CFP: 10th Question Answering over Linked Data (QALD) Challenge @ ESWC 2022 from Usbeck, Prof. Dr. Ricardo on 2022-03-01 (semantic-web@w3.org from March 2022)

From: Usbeck, Prof. Dr. Ricardo <ricardo.usbeck@uni-hamburg.de>
Date: Tue, 1 Mar 2022 09:18:06 +0000
Message-ID: <576A1503-CA6D-4FED-BFD6-7A3F353FAB76@uni-hamburg.de>

# 10th Question Answering over Linked Data (QALD) Challenge @ ESWC 2022 (https://www.nliwod.org/challenge)

This year's Question Answering over Linked Data challenge has **2 tasks** and focuses on **Question Answering over Wikidata**. This will force QA systems to adapt to a new graph as QALD has been DBpedia-centric so far.

For QALD-10 task 1, we will have a novel sub-task on **multilingual QALD (Russian, Chinese, German, English) over Wikidata** to drive accessibility in these languages forward. In particular, QA systems over multilingual KGs widen the access to the Web of Data to lay users. Thus, QA systems increase the accessibility of the Web in general.

For QALD-10 task 2, we introduce a **new task on comparative QA**, where the goal is to efficiently answer factual multilingual comparative questions using knowledge bases. Comparative QA has a wide range of use cases, such as academic search engines or e-commerce.

If you would like to participate in either of the tasks, please register on the link: https://forms.gle/pMHfXK3ZaZW4Hoc98 (one registration per team is enough).

## Task 1: Multilingual Question Answering over Knowledge Graphs

Given the diversity of languages used on the Web, there is an increasing need to facilitate multilingual access to semantic data. The core task of QALD is thus to retrieve answers from an RDF data repository given an information need expressed in a variety of natural languages.

The underlying RDF dataset is a fixed Wikidata dump with meta-data (TBA). The articipants will have to develop their systems using 558 QALD-9-plus (https://github.com/Perevalov/qald_9_plus) questions for training and local testing.

This years private test set (the one that will be used for the building the leaderboard) will contain more than 500 novel, manually created questions to satisfy also data-hungry algorithms. The questions vary with respect to their complexity and each is annotated with a manually specified SPARQL query and answers. The evaluation will be based on the established QALD-F1-measure.

### How to participate:
* Write a registration using the form https://forms.gle/pMHfXK3ZaZW4Hoc98
* A file-based submission via a novel, simplified web-interface (TBA) for GERBIL QA (https://gerbil-qa.aksw.org/gerbil) -> send us your final run via email to (TBA)
* Participants must submit a 4-page paper describing the approach via https://easychair.org/conferences/?conf=nliwod7 until the conference
* Participants are encouraged to provide source code (that can be executed / started as a single system) or/and an online demo

## Task 2: Multilingual Comparative Question Answering Using Knowledge Bases

The new task introduced this year will use a public data source Wikidata (https://www.wikidata.org/) as a target repository for answering comparative questions. Question answering platforms such as Yahoo! Answers or Quora always contained questions that ask other humans for help when comparing two or more options. Since nowadays more and more people also “talk” to their devices, such comparative questions are also part of the query stream that major search engines receive. Although leading Web search engines index a plethora of information, they do not perform well on cQA information needs.

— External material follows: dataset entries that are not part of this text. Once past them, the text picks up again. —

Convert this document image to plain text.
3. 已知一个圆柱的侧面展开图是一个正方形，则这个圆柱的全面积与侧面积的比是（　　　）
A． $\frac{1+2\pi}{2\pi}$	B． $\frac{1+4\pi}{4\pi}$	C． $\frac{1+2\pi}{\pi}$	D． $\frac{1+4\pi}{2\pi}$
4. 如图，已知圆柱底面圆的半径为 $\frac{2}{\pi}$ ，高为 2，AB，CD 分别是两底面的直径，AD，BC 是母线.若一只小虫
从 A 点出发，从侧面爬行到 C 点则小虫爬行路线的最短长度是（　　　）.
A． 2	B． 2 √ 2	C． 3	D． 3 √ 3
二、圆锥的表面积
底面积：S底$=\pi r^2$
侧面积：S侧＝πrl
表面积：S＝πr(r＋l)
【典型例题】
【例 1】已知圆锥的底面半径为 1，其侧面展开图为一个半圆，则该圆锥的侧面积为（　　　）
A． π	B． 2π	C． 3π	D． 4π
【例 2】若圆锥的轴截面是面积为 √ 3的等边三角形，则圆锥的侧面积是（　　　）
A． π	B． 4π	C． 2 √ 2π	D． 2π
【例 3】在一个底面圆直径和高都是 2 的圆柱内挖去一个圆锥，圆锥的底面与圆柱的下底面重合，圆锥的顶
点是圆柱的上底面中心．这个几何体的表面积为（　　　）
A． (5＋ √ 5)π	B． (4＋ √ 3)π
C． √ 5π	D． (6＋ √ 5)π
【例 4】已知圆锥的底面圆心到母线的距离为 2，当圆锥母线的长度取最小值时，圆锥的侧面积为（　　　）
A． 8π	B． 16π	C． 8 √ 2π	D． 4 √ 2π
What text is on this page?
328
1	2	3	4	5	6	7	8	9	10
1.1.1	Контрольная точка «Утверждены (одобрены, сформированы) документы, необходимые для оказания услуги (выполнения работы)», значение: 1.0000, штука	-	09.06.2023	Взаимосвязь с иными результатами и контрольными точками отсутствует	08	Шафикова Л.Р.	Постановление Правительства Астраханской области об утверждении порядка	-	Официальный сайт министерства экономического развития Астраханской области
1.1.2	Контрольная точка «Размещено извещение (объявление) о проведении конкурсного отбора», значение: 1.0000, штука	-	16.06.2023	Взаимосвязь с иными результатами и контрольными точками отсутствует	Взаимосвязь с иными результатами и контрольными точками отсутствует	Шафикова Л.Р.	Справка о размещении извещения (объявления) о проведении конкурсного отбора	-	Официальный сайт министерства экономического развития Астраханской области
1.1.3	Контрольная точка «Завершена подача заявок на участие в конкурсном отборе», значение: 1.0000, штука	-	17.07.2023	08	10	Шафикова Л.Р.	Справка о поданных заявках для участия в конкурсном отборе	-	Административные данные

The goal of this task is to directly combine the available facts, opinions using structured knowledge bases by analyzing Wikidata and DBpedia as additional sources of (structured) information. The training data includes 100 open-domain factual comparative questions per language in multiple low-resource languages (Amharic, Bengali and Hindi) as well as high-resource languages (Arabic, French, German, and English). The questions originally formulated should be answered using both DBpedia and Wikidata. Therefore, the participants’ systems will have to deal with a different data representation structure. Our main addition here is that the data is composed of 50 questions that are represented in 7 languages, mostly low-resource languages in order to evaluate how generic the approaches are and which knowledge base is more geared towards multilinguality. The remaining 50 queries per language are language and culture specific, to allow the development of methods that are geared towards solvign cQA for low-resource setups.

## Timeline:
* Release of initial data – March 1st, 2022
* Deadline for registration April 19th, 2022
* Submission system opens April 19th, 2022
* Submission system closes May 15th, 2022
* Workshop at ESWC – May 29th, 2022 (09:00AM-12:30PM) = Presentation of Results

Received on Tuesday, 1 March 2022 09:37:08 UTC